How I turned engineers into delivery couriers
The first time I consciously manipulated motivation, I was paying couriers for speed.
Kuper, food delivery, 2021. I'm 23. Built a feature: "Deliver in 30 minutes, get 150₽. In 20 minutes, 220₽." Simple model. Do X, get Y.
It worked. Average delivery time dropped. Metrics green. Unit economics solid. I was proud of myself. (I didn't track traffic accidents at the time. Shame on me.)
The conclusion I drew: motivation = right incentives. Want results, pay for them. If it works for couriers, it works for everyone.
I carried that belief into technology products.
A few years later I was managing a team of PMs and engineers, smart people solving complex problems every day. Same playbook: "Hit your OKR, get a big bonus at review." "Ship the feature by date X, get an extra payment."
Didn't work. Worse: people started optimizing for the metric instead of the outcome. They stopped thinking. Started cutting corners. Gamed the system.

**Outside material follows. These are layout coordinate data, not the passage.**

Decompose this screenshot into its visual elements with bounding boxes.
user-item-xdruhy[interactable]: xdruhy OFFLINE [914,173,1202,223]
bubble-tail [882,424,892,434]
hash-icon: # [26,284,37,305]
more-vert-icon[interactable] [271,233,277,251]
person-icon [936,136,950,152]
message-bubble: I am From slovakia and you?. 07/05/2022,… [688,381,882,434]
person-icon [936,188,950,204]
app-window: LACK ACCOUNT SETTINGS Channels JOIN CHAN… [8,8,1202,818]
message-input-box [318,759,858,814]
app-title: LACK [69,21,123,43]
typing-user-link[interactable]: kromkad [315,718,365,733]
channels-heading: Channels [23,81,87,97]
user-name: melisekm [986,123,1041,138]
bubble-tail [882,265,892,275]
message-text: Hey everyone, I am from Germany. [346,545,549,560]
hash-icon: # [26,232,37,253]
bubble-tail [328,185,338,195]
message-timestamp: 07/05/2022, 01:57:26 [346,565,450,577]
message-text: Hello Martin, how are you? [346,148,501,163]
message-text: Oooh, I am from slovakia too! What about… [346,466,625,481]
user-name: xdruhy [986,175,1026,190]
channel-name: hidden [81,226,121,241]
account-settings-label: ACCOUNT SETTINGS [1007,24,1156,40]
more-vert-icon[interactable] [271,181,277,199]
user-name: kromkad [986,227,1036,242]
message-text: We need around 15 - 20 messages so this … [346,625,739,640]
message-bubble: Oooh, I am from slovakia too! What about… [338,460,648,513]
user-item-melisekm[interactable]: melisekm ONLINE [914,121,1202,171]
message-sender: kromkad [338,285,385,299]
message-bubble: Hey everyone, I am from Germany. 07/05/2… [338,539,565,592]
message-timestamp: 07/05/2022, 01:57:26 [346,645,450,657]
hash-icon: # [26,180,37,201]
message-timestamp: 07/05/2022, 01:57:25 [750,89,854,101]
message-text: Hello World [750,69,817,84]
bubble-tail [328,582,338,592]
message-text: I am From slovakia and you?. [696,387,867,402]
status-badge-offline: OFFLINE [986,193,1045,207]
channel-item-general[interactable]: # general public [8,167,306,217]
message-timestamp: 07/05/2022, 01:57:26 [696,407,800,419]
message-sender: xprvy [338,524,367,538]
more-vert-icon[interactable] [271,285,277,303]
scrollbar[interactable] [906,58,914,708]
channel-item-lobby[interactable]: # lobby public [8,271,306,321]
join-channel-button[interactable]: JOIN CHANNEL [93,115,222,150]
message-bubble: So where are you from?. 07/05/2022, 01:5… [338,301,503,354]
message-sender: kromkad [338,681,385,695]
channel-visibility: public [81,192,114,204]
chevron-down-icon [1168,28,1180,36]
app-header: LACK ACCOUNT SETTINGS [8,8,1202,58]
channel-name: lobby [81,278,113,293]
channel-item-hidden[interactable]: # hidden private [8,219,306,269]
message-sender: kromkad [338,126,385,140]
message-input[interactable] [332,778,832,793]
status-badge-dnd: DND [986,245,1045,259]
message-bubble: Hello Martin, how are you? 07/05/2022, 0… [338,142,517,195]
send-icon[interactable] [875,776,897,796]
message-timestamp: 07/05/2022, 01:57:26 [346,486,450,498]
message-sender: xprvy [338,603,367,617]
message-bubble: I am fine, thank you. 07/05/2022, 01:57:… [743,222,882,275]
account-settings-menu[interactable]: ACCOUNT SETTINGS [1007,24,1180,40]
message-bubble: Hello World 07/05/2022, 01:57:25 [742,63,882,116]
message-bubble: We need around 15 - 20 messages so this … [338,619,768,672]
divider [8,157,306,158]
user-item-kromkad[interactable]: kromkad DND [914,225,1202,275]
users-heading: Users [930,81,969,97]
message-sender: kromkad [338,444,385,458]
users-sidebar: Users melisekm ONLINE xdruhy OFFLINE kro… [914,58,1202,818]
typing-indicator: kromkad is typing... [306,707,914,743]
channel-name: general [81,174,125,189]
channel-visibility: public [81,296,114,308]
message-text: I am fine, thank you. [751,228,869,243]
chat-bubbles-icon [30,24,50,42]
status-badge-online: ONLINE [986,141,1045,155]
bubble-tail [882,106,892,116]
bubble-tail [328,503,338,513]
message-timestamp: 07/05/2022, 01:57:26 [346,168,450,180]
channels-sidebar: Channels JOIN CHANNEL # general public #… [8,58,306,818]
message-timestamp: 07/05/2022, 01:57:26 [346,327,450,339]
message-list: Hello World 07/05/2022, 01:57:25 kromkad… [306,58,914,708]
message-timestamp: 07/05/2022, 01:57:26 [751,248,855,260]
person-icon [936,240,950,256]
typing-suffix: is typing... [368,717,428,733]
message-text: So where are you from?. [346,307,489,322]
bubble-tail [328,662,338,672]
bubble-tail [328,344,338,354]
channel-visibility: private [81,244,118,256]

I thought I just hadn't made the carrot big enough. So I raised the stakes.
It got worse.
Then I found research that explained what I'd been doing wrong:
Sam Glucksberg's candle experiment. Participants need to attach a candle to a wall without dripping wax: non-obvious solution requiring creative thinking. One group gets promised $20 for a fast answer. The other: nothing, just solve it. The group with money took 3.5 minutes longer. The reward narrowed their focus. Instead of exploring, they tried to earn and got stuck. (When the same task was made algorithmic with an obvious solution, money helped. The rewarded group was faster.)
Dan Ariely replicated this in India across reward levels from daily wage to multiples of it. Result: the bigger the reward, the worse the performance on cognitive tasks. In 8 of 9 thinking-heavy tasks, more money meant worse outcomes.
Here's the actual distinction:
Mechanistic work (courier: pick up, deliver): no intrinsic motivation to destroy. Path is clear. Pay more, they go faster. The carrot works perfectly.
Creative work (PM, engineer, designer): solution is non-obvious. Requires genuine thinking. "Do X, get Y" compresses that thinking space and converts an interesting problem into a mechanical one. The brilliant people you spent months recruiting quietly turn into delivery workers.
TL;DR
I spent years trying to motivate engineers and PMs the same way I motivated couriers. It cost me burned-out people and failed projects. The carrot is a real tool — it just breaks what it wasn't designed for.
For routine work: pay for results. For creative work: give hard problems and get out of the way.